では、2)彼が再びCILカトマンズに繋がった理由について、話し合いました。K.G.さんの場合、彼のSIRC入院中に友達となった同じ障がいの友人の存在でした。その友人もまたILPを受けて、自立した生活を始めて、いきいきと過ごしていらっしゃったのです。こうした友人を見て、K.G.さんと家族は、ILPに関心をお持ちになったようでした。それ以来私たちは対象者と親しい友人にも、情報を共有してサポートしていくようになりました。

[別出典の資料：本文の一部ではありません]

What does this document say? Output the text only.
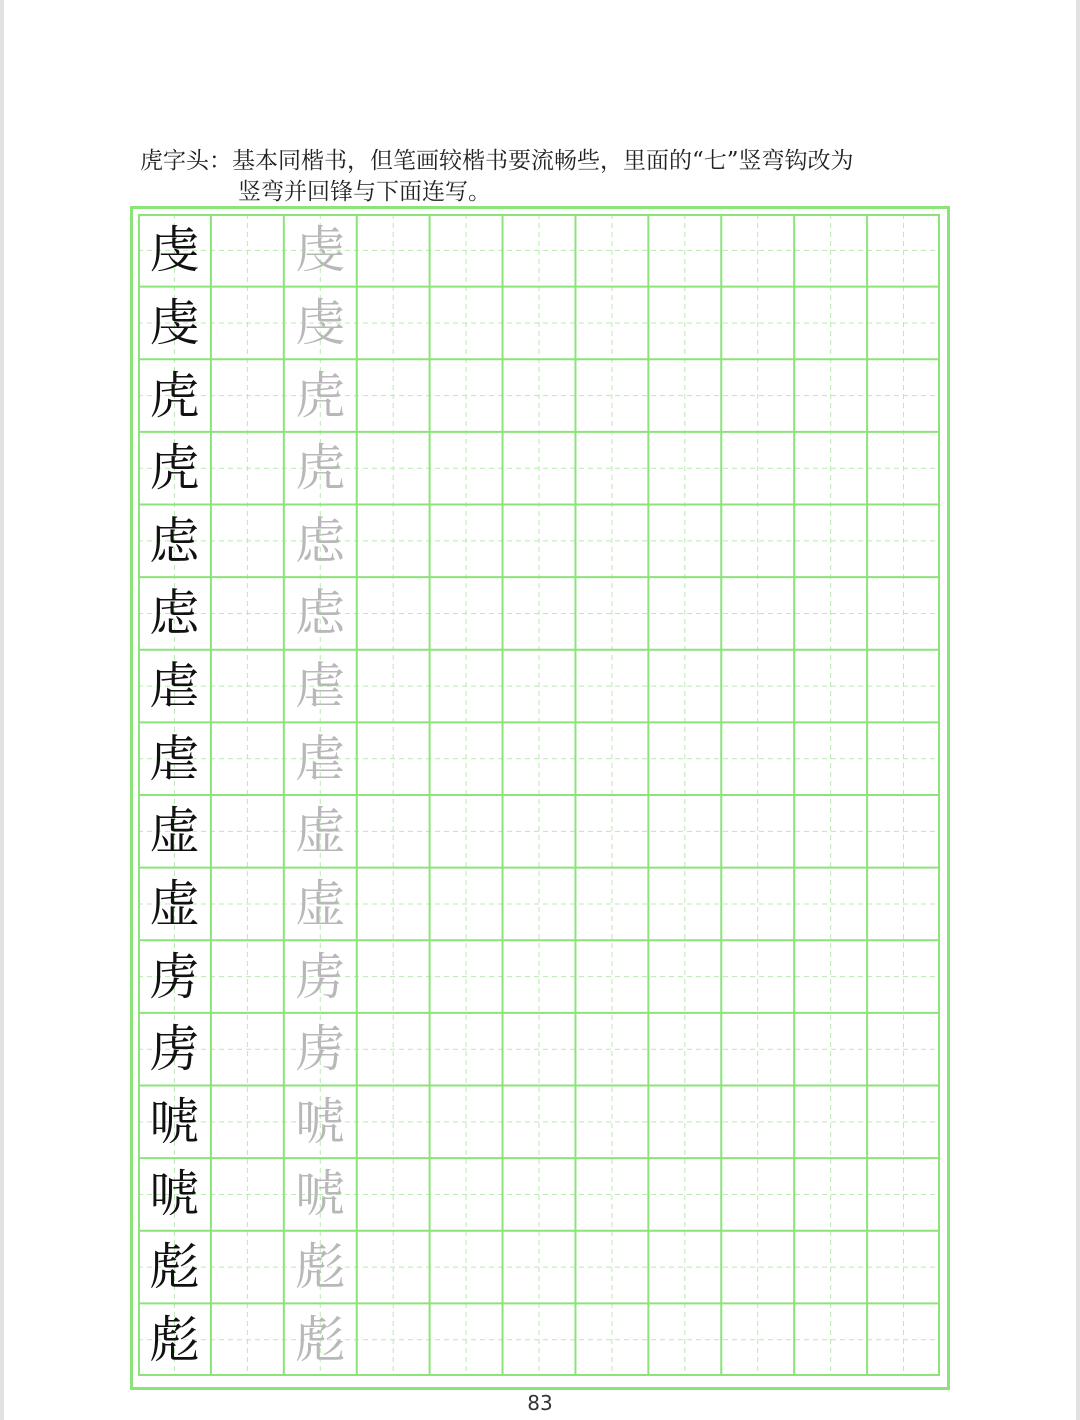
虎字头：基本同楷书，但笔画较楷书要流畅些，里面的“七”竖弯钩改为
竖弯并回锋与下面连写。
虔 虔
虔 虔
虎 虎
虎 虎
虑 虑
虑 虑
虐 虐
虐 虐
虚 虚
虚 虚
虏 虏
虏 虏
唬 唬
唬 唬
彪 彪
彪 彪
83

ネパールはK.G.さんと同様な寝たきりとなる障がい者が多いと言われます。残念ながら私たちが対応する以前に、寝たきりとなって感染症などからお亡くなりとなった方もいらっしゃいます。「寝たきり」は命にかかわるまでに発展しかねない問題です。全ての人がK.G.さんのようになるとは限りませんし、私たちだけで全てを解決する事はできません。K.G.さんには、他の障がい者のモデルとなり、将来K.G.さんが誰かを励ます立場として協力していただけるよう先日の訪問でお願いしました。今もなお新規で訪問に来てほしいとの問い合わせがプロジェクトパートナーの障がい者団体には多数きていると聞いております。障がい者支援プロジェクトは多くの人々を巻き込んで活動するようにしております。